The Development Of Propulsion Technology For U S Space Launch Vehicles

Download The Development Of Propulsion Technology For U S Space Launch Vehicles PDF/ePub or read online books in Mobi eBooks. Click Download or Read Online button to get The Development Of Propulsion Technology For U S Space Launch Vehicles book now. This website allows unlimited access to, at the time of writing, more than 1.5 million titles, including hundreds of thousands of titles in various foreign languages.
The Development of Propulsion Technology for U.S. Space-launch Vehicles

In this definitive study, J. D. Hunley traces the program?s development from Goddard?s early rockets (and the German V-2 missile) through the Titan IVA and the Space Shuttle, with a focus on space-launch vehicles. Since these rockets often evolved from early missiles, he pays considerable attention to missile technology, not as an end in itself, but as a contributor to launch-vehicle technology. Focusing especially on the engineering culture of the program, Hunley communicates this very human side of technological development by means of anecdotes, character sketches, and case studies of problems faced by rocket engineers. He shows how such a highly adaptive approach enabled the evolution of a hugely complicated technology that was impressive?but decidedly not rocket science. Unique in its single-volume coverage of the evolution of launch-vehicle technology from 1926 to 1991, this meticulously researched work will inform scholars and engineers interested in the history of technology and innovation, as well as those specializing in the history of space flight.
Reusable Booster System

Author: National Research Council
language: en
Publisher: National Academies Press
Release Date: 2013-01-10
On June 15, 2011, the Air Force Space Command established a new vision, mission, and set of goals to ensure continued U.S. dominance in space and cyberspace mission areas. Subsequently, and in coordination with the Air Force Research Laboratory, the Space and Missile Systems Center, and the 14th and 24th Air Forces, the Air Force Space Command identified four long-term science and technology (S&T) challenges critical to meeting these goals. One of these challenges is to provide full-spectrum launch capability at dramatically lower cost, and a reusable booster system (RBS) has been proposed as an approach to meet this challenge. The Air Force Space Command asked the Aeronautics and Space Engineering Board of the National Research Council to conduct an independent review and assessment of the RBS concept prior to considering a continuation of RBS-related activities within the Air Force Research Laboratory portfolio and before initiating a more extensive RBS development program.

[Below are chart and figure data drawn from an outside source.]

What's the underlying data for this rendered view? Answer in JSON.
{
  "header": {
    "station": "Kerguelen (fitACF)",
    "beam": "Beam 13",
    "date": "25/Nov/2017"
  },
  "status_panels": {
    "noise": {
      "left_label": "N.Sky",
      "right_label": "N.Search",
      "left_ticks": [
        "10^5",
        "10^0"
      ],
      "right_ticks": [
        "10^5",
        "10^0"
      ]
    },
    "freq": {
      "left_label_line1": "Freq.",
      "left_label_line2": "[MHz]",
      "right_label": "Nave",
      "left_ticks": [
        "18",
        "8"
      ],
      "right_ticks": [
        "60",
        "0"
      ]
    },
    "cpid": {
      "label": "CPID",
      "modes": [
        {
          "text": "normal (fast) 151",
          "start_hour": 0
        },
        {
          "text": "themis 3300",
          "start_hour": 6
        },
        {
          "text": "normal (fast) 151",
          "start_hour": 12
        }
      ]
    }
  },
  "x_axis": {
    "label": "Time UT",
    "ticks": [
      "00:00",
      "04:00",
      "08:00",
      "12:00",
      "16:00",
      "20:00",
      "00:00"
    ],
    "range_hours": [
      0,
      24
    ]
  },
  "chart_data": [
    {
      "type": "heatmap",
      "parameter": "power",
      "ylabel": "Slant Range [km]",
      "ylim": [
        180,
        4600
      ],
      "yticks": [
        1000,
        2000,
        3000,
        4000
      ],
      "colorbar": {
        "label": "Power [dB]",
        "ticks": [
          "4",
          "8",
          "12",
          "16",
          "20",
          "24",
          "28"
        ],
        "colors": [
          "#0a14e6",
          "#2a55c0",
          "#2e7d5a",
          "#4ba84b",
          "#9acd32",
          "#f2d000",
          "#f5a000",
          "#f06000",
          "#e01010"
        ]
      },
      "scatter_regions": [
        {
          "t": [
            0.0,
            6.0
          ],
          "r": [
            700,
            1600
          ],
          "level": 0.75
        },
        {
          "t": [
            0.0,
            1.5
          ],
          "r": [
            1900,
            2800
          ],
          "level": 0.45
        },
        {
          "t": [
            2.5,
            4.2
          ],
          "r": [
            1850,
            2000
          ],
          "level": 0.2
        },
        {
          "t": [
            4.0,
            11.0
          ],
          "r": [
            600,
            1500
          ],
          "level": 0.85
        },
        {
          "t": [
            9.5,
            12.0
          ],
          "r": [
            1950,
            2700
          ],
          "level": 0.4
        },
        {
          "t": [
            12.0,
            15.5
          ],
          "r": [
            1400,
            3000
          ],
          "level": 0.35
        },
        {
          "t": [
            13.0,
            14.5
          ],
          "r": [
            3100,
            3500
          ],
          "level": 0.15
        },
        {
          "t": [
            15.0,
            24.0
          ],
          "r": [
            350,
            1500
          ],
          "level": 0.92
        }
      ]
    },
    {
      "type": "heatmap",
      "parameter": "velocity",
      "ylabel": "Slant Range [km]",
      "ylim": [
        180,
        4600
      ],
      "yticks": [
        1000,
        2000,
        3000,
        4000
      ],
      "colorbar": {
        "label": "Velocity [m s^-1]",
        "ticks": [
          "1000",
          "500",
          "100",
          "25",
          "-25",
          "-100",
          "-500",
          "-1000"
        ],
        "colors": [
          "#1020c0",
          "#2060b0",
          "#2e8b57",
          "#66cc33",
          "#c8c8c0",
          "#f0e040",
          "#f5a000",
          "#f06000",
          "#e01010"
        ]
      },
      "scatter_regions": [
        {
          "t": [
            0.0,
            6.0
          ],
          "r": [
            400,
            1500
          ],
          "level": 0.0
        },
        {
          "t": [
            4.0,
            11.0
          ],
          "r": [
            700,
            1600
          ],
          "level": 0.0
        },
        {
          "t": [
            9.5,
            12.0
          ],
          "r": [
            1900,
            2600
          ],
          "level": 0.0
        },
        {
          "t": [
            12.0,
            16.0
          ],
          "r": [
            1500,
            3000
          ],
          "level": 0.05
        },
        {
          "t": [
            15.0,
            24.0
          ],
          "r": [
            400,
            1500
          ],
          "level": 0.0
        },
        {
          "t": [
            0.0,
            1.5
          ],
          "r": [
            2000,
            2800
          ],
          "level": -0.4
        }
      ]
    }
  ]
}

The committee for the Reusable Booster System: Review and Assessment was formed in response to that request and charged with reviewing and assessing the criteria and assumptions used in the current RBS plans, the cost model methodologies used to fame [frame?] the RBS business case, and the technical maturity and development plans of key elements critical to RBS implementation. The committee consisted of experts not connected with current RBS activities who have significant expertise in launch vehicle design and operation, research and technology development and implementation, space system operations, and cost analysis. The committee solicited and received input on the Air Force launch requirements, the baseline RBS concept, cost models and assessment, and technology readiness. The committee also received input from industry associated with RBS concept, industry independent of the RBS concept, and propulsion system providers which is summarized in Reusable Booster System: Review and Assessment.
Future Spacecraft Propulsion Systems

Author: Paul A. Czysz
language: en
Publisher: Springer Science & Business Media
Release Date: 2006-09-19
In Future Spacecraft Propulsion Systems the authors demonstrate the need to break free from the old established concepts of expendable rockets, using chemical propulsion, and to develop new breeds of launch vehicle capable of both launching payloads into orbit at dramatically reduced cost, and for sustained operations in low-Earth orbit. The next steps, they explain, to establishing a permanent "presence" in the solar system beyond Earth are the commercialisation of sustained operations on the Moon, and the development of advanced nuclear or high-energy space propulsion systems for solar system exploration out to the boundary of interstellar space. In the future, high-energy particle research facilities may one day yield a very high-energy propulsion system that will take us to the nearby stars, or even beyond. This is a timely and comprehensive book, putting spacecraft propulsion systems in perspective.